The Breakthrough Project team is also interested in alien life outside the solar system: a few years ago, Yuri Mir Yuri Milner studies the prospects of sending a probe to Enceladus. Enceladus, an icy moon of Saturn, may harbor oceans and possibly even marine life. Today, Worden and his colleagues are working with other interested parties—including Schmidt Scientific, researchers at MIT, and engineers at Rocket Lab—to launch a probe into the atmosphere of Venus, Look for organic matter. It will be launched as early as January next year.
Go to other planets
Even though Breakthrough Starshot is on hold, Peter Worden is still thinking about interstellar travel, and he's not the only one. Over the weekend, SpaceX founder Elon Musk mentioned the prospect of sending his company's Starship super rocket to travel beyond the moon and Mars.
Musk posted on his social media platform x/twitter: "This Starship is designed to travel across our entire solar system and beyond the cloud of objects around us. Future Starships, larger and more advanced, will go Other galaxies."
Musk may not be considering lightweight sails, but NASA is. A proposal funded in the latest round of NASA Advanced Innovation Concepts grants envisions developing a swarm of sail-equipped, laser-propelled micro-detectors that would use the same principles proposed by Breakthrough Starshot to reach the Alpha Centauri system. .
Lightweight sails may well begin to be used for travel to distant destinations in the solar system. Japan's space agency tested a solar sail in a 2010 experiment that flew the spacecraft past Venus and investigated a follow-up mission to a group of asteroids orbiting Jupiter. The idea was shelved, but Japanese scientists are considering other missions using solar sails.
Nuclear fusion could provide another route to interstellar travel. Researchers have been studying fusion propulsion technology for years—just this week, a company called Rocketstar reported that it successfully demonstrated an electric propulsion device that uses nuclear fusion to enhance pulsed plasma.
Pete Worden believes that the best long-term method for interstellar travel is a combination of light sails to get probes where they are going, plus nuclear fusion energy to slow them down once they get there. "I think ultimately, something along this line might be feasible in a century or so, maybe earlier," he said.
A century may sound like a long time, but when you're talking about reaching other stars When you launch a detector, you have to adjust your time scale. After all, even the super-advanced aliens in "The Three-Body Problem" would take 400 years to reach Earth.You can add interstellar travel to other multi-generational challenges facing humanity, such as climate change.

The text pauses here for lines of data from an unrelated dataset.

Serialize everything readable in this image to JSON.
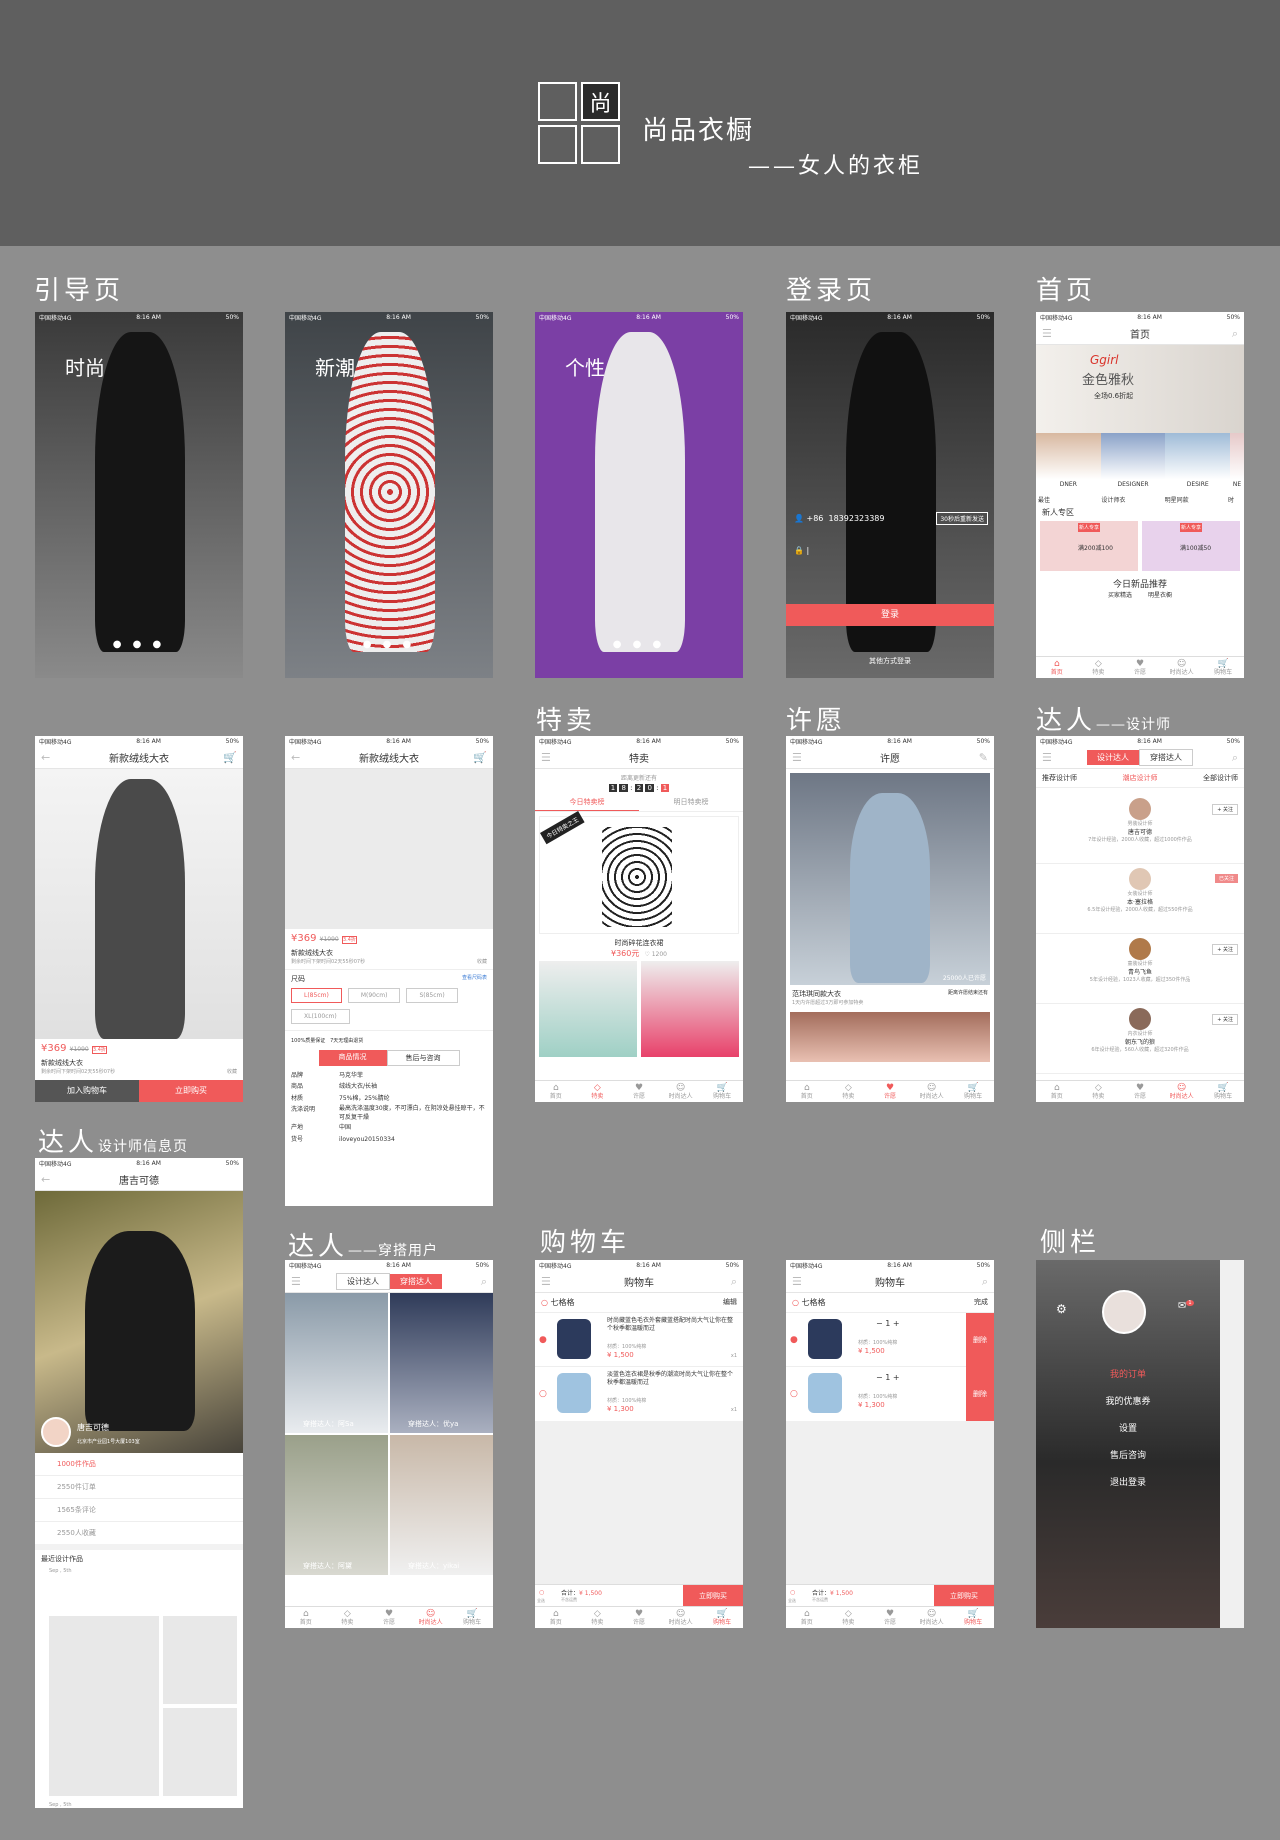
{
  "header": {
    "logo_char": "尚",
    "brand": "尚品衣橱",
    "tagline": "——女人的衣柜"
  },
  "sections": {
    "guide": "引导页",
    "login": "登录页",
    "home": "首页",
    "sale": "特卖",
    "wish": "许愿",
    "designer": "达人",
    "designer_sub": "——设计师",
    "designer_info": "达人",
    "designer_info_sub": "设计师信息页",
    "outfit": "达人",
    "outfit_sub": "——穿搭用户",
    "cart": "购物车",
    "side": "侧栏"
  },
  "status": {
    "carrier": "中国移动4G",
    "time": "8:16 AM",
    "battery": "50%"
  },
  "guide": {
    "words": [
      "时尚",
      "新潮",
      "个性"
    ],
    "dots": "● ● ●"
  },
  "login": {
    "cc": "+86",
    "phone": "18392323389",
    "code_btn": "30秒后重新发送",
    "login_btn": "登录",
    "other": "其他方式登录"
  },
  "home": {
    "title": "首页",
    "banner_brand": "Ggirl",
    "banner_title": "金色雅秋",
    "banner_sub": "全场0.6折起",
    "brands": [
      "DNER",
      "DESIGNER",
      "DESIRE",
      "NE"
    ],
    "brand_labels": [
      "最佳",
      "设计师衣",
      "明星同款",
      "时"
    ],
    "new_zone": "新人专区",
    "promo1": "新人专享",
    "promo1_price": "满200减100",
    "promo2": "新人专享",
    "promo2_price": "满100减50",
    "today_new": "今日新品推荐",
    "tag1": "买家精选",
    "tag2": "明星衣橱"
  },
  "tabs": [
    "首页",
    "特卖",
    "许愿",
    "时尚达人",
    "购物车"
  ],
  "detail": {
    "title": "新款绒线大衣",
    "price": "¥369",
    "old_price": "¥1090",
    "discount": "3.4折",
    "name": "新款绒线大衣",
    "countdown": "剩余时间下架时间02天55秒07秒",
    "fav": "收藏",
    "add_cart": "加入购物车",
    "buy_now": "立即购买",
    "size_label": "尺码",
    "size_chart": "查看尺码表",
    "sizes": [
      "L(85cm)",
      "M(90cm)",
      "S(85cm)",
      "XL(100cm)"
    ],
    "guarantee1": "100%质量保证",
    "guarantee2": "7天无理由退货",
    "tab_info": "商品情况",
    "tab_after": "售后与咨询",
    "specs": [
      {
        "k": "品牌",
        "v": "马克华菲"
      },
      {
        "k": "商品",
        "v": "绒线大衣/长袖"
      },
      {
        "k": "材质",
        "v": "75%棉，25%腈纶"
      },
      {
        "k": "洗涤说明",
        "v": "最高洗涤温度30度，不可漂白，在阴凉处悬挂晾干，不可反复干燥"
      },
      {
        "k": "产地",
        "v": "中国"
      },
      {
        "k": "货号",
        "v": "iloveyou20150334"
      }
    ]
  },
  "sale": {
    "title": "特卖",
    "next": "距离更新还有",
    "clock": [
      "1",
      "8",
      "2",
      "0",
      "1"
    ],
    "tab_today": "今日特卖榜",
    "tab_tomorrow": "明日特卖榜",
    "badge": "今日特卖之王",
    "item": "时尚碎花连衣裙",
    "price": "¥360元",
    "likes": "1200"
  },
  "wish": {
    "title": "许愿",
    "joined": "25000人已许愿",
    "item": "范玮琪同款大衣",
    "deadline": "距离许愿结束还有",
    "desc": "1天内许愿超过3万即可参加特卖"
  },
  "designer": {
    "tab1": "设计达人",
    "tab2": "穿搭达人",
    "sub_tabs": [
      "推荐设计师",
      "潮店设计师",
      "全部设计师"
    ],
    "list": [
      {
        "role": "男装设计师",
        "name": "唐吉可德",
        "stat": "7年设计经验，2000人收藏，超过1000件作品",
        "btn": "+ 关注"
      },
      {
        "role": "女装设计师",
        "name": "本·塞拉格",
        "stat": "6.5年设计经验，2000人收藏，超过550件作品",
        "btn": "已关注"
      },
      {
        "role": "童装设计师",
        "name": "青鸟飞鱼",
        "stat": "5年设计经验，1023人收藏，超过350件作品",
        "btn": "+ 关注"
      },
      {
        "role": "内衣设计师",
        "name": "朝东飞的狼",
        "stat": "6年设计经验，560人收藏，超过320件作品",
        "btn": "+ 关注"
      }
    ]
  },
  "profile": {
    "title": "唐吉可德",
    "name": "唐吉可德",
    "addr": "北京市产业园1号大厦103室",
    "stats": [
      "1000件作品",
      "2550件订单",
      "1565条评论",
      "2550人收藏"
    ],
    "recent": "最近设计作品",
    "date": "Sep , 5th",
    "date2": "Sep , 5th"
  },
  "outfit": {
    "tab1": "设计达人",
    "tab2": "穿搭达人",
    "users": [
      "穿搭达人：阿Sa",
      "穿搭达人：优ya",
      "穿搭达人：阿黛",
      "穿搭达人：yikai"
    ]
  },
  "cart": {
    "title": "购物车",
    "shop": "七格格",
    "edit": "编辑",
    "done": "完成",
    "items": [
      {
        "desc": "时尚藏蓝色毛衣外套藏蓝搭配时尚大气让你在整个秋季都温暖而过",
        "mat": "材质：100%纯棉",
        "price": "¥ 1,500",
        "qty": "x1"
      },
      {
        "desc": "淡蓝色连衣裙是秋季的潮流时尚大气让你在整个秋季都温暖而过",
        "mat": "材质：100%纯棉",
        "price": "¥ 1,300",
        "qty": "x1"
      }
    ],
    "qty_val": "1",
    "delete": "删除",
    "all": "全选",
    "total": "合计：",
    "total_val": "¥ 1,500",
    "freight": "不含运费",
    "buy": "立即购买"
  },
  "side": {
    "menu": [
      "我的订单",
      "我的优惠券",
      "设置",
      "售后咨询",
      "退出登录"
    ],
    "badge": "1"
  }
}
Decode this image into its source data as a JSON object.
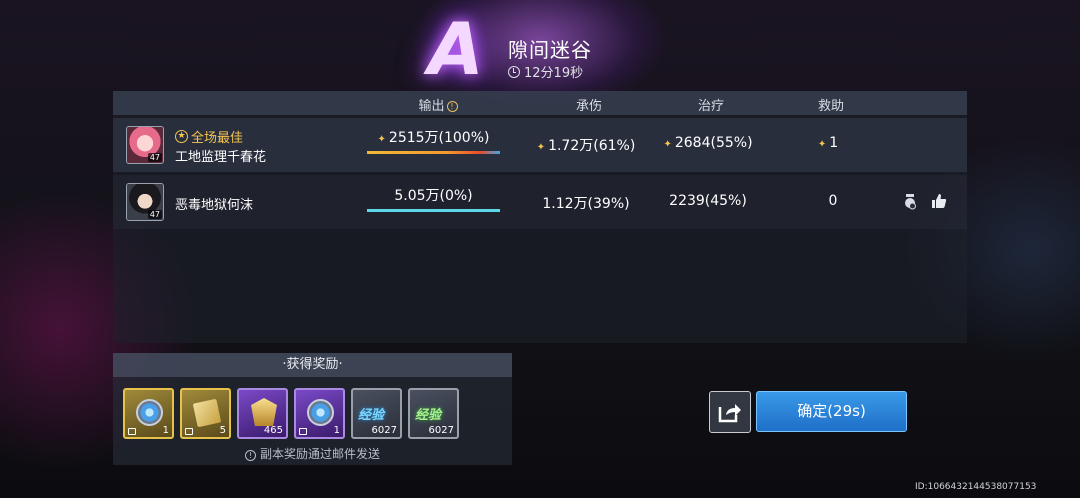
{
  "result": {
    "grade": "A",
    "stage_name": "隙间迷谷",
    "time": "12分19秒"
  },
  "table": {
    "headers": [
      "输出",
      "承伤",
      "治疗",
      "救助"
    ],
    "players": [
      {
        "badge": "全场最佳",
        "name": "工地监理千春花",
        "level": "47",
        "output": "2515万(100%)",
        "damage_taken": "1.72万(61%)",
        "healing": "2684(55%)",
        "rescue": "1",
        "output_share": 1.0
      },
      {
        "name": "恶毒地狱何沫",
        "level": "47",
        "output": "5.05万(0%)",
        "damage_taken": "1.12万(39%)",
        "healing": "2239(45%)",
        "rescue": "0",
        "output_share": 1.0
      }
    ]
  },
  "rewards": {
    "title": "·获得奖励·",
    "items": [
      {
        "icon": "crystal-gem-icon",
        "qty": "1",
        "rarity": "gold"
      },
      {
        "icon": "tickets-icon",
        "qty": "5",
        "rarity": "gold"
      },
      {
        "icon": "crest-icon",
        "qty": "465",
        "rarity": "purple"
      },
      {
        "icon": "crystal-gem-icon",
        "qty": "1",
        "rarity": "purple"
      },
      {
        "icon": "exp-blue-icon",
        "label": "经验",
        "qty": "6027",
        "rarity": "gray"
      },
      {
        "icon": "exp-green-icon",
        "label": "经验",
        "qty": "6027",
        "rarity": "gray"
      }
    ],
    "note": "副本奖励通过邮件发送"
  },
  "buttons": {
    "confirm": "确定(29s)"
  },
  "uid": "ID:1066432144538077153"
}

In fact, The New Yorker's review of "Three-Body" noted that the aliens' approach is "an unexpectedly powerful metaphor for the looming dangers of climate change."
So, how long will it take for us to make contact with extraterrestrial civilizations? Such questions can cause problems for people looking for aliens. Twenty years ago, Seth Shostak of the SETI Institute speculated that we might receive signals from intelligent alien life by 2025—a possibility that now seems remote.
And Pete Worden prefers to think in terms of percentages.
"Within ten years we will almost certainly find life elsewhere," he said. "We may find a planet with life nearby. We may find life on Mars, Venus, or moons outside our solar system. But what about alien technological civilizations? I would say that in any given decade, Maybe just a few percent. But if you don't look, you won't find it."
He doesn't worry that he might not be able to answer one of life's ultimate questions. Pete Worden said: "One of the cool things about science is that the journey is the fun part, you never know what you're going to find. So, as a scientist, to me, you're pursuing something that's not quite Possible, but something crucial to our future. It's the most interesting thing I can imagine."
If aliens do come, let's hope they will discover that this human trait is the most Lovely.